Gérard Berliner, la compassion et l’Histoire

Qu’il triomphe avec le 45 tours de Louise ou avec son spectacle sur Victor Hugo, la passion de Gérard Berliner pour le passé marquera le souvenir d’un chanteur brutalement emporté à 54 ans.

L'auteur de Louise disparaît

Qu’il triomphe avec le 45 tours de Louise ou avec son spectacle sur Victor Hugo, la passion de Gérard Berliner pour le passé marquera le souvenir d’un chanteur brutalement emporté à 54 ans.

En annonçant la mort brutale de Gérard Berliner à l’âge de 54 ans, la plupart des radios françaises ont passé cette chanson : "Le deuil qu'a porté Louise/C'est le Bon Dieu qui l'a porté/La vie qu'a travaillé Louise/C'est le Bon Dieu qui l'a aidée". Histoire dramatique d’une femme de chambre qui avorte de l’enfant qu’elle attend de son fiancé mort à la guerre de 14, Louise symbolise et peut-être vampirise la carrière de Berliner. Sortie au printemps 1982, la chanson a été le grand tube de l’été qui suit, dominant Le Cimetière des éléphants par Eddy Mitchell, Just an Illusion d’Imagination ou Femmes je vous aime de Julien Clerc, dont la thématique et l’écriture sont beaucoup plus conformes à la norme du succès estival. Avec ses images humbles et son parfum de sociologie, sa foi dans la douceur du Bon Dieu et la collision de plusieurs compassions rétrospectives (les massacrés de la Grande Guerre, la condition faite aux femmes, l’oppression des classes serviles par la bourgeoisie…), Louise compte parmi les chansons qui broient le cœur de chaque Français qui l’écoute.

Même si cette chanson peut être considérée comme un de ces tubes qui tendent à éclipser l'œuvre entière de son interprète, Louise est un bon condensé de la manière et des intentions de Gérard Berliner. Répugnant au vacarme des grands destins, il leur préfère les sentiments courts, sobres et patients des petites gens. Ce qui le nourrit, c'est l'empathie, le goût de se plonger dans un autre temps, un autre lieu, une autre souffrance. Il chantera aussi Les Amants d'Oradour et un certain nombre de chansons à la tendresse pointilleuse qui abuseront parfois du rythme de la valse, trois-temps efficace qui ne connaît de sourire que celui de la mélancolie.

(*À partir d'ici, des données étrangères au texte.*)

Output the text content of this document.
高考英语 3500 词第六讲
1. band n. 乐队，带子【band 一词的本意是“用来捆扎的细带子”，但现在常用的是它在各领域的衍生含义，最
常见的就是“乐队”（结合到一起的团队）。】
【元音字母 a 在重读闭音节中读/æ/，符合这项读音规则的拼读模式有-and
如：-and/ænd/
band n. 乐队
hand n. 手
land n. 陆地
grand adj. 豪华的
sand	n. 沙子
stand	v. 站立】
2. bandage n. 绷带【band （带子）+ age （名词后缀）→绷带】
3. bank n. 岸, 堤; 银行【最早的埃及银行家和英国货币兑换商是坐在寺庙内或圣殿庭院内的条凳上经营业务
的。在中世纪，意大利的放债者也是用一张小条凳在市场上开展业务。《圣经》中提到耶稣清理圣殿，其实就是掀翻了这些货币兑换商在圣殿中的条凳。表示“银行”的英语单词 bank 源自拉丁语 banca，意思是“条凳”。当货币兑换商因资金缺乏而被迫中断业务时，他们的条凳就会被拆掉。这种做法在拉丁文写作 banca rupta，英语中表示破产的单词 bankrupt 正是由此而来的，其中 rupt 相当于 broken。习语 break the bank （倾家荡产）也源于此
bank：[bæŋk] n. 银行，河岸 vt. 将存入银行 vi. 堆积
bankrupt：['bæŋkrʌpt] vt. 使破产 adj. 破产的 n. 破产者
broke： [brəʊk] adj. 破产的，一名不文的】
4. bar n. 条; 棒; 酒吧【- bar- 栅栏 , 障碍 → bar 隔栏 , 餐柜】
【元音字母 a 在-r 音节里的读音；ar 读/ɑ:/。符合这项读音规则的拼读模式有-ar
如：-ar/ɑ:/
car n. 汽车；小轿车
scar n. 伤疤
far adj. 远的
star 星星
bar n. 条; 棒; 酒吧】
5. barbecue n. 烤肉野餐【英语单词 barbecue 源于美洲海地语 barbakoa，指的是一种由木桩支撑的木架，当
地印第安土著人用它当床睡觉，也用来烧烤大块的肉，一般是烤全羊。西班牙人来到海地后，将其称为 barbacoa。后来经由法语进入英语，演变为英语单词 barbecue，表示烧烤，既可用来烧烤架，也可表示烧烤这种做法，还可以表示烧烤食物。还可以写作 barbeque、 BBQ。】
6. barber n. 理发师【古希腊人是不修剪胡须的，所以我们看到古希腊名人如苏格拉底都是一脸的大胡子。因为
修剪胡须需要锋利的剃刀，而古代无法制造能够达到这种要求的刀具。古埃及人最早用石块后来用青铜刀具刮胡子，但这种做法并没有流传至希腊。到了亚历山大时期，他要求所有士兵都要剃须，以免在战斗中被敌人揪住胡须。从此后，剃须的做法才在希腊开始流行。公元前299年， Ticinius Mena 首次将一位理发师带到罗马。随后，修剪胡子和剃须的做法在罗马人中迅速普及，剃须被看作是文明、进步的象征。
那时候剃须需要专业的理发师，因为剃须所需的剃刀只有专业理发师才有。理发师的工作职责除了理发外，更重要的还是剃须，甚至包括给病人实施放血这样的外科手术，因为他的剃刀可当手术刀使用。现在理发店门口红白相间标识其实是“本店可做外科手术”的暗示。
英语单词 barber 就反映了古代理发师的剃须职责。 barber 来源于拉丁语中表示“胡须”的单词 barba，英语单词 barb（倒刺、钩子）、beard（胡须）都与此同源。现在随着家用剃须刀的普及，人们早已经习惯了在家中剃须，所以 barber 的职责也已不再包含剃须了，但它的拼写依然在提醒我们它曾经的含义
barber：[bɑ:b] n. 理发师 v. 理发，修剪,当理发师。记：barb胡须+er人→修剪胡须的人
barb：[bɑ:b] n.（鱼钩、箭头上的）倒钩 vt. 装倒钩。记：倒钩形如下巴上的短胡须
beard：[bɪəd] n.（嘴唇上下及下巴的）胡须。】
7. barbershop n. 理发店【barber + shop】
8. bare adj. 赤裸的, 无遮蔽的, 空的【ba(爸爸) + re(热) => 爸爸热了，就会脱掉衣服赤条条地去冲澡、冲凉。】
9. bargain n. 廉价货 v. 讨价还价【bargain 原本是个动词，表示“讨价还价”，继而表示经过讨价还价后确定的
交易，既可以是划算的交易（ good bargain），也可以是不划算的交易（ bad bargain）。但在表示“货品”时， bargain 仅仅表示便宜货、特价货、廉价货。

Né en 1956 à Ménilmontant, il enregistre son premier 45 tours à seize ans à peine, tout irradié de son admiration pour Jacques Brel. Après quelques expériences de comédien, la rencontre avec le parolier Frank Thomas est décisive : l’auteur de tubes de Claude François, Joe Dassin, Marcel Amont ou Hugues Aufray lui donne Louise. Déjà remarqué auparavant en première partie de Marie-Paule Belle et Michel Sardou à l’Olympia, Berliner refuse de faire fructifier son succès en partageant l’affiche de Michèle Torr et lui préfère la première partie de Juliette Gréco à l’Espace Cardin. Mais il ne retrouve pas de succès à cette mesure et mène pendant des années une carrière en demi-teinte et, après s’être éclipsé un moment dans le téléfilm, fait un retour remarqué en 2004 avec Mon alter Hugo, spectacle parlé et chanté dans lequel il évoque sa passion pour un poète qui a marqué sa vie. Deux ans plus tard, il crée un tour de chant entièrement consacré à Serge Reggiani. À chaque fois, pointe sous l’hommage un mélange curieux de nostalgie et d’humanisme acharné qui ressemble à Louise.

Les gazettes avaient aussi révélé un détail pittoresque : Gérard Berliner était le demi-frère de Bruno Berliner, célèbre gangster membre du célèbre "gang des postiches" qui avait défrayé la chronique dans les années 1980.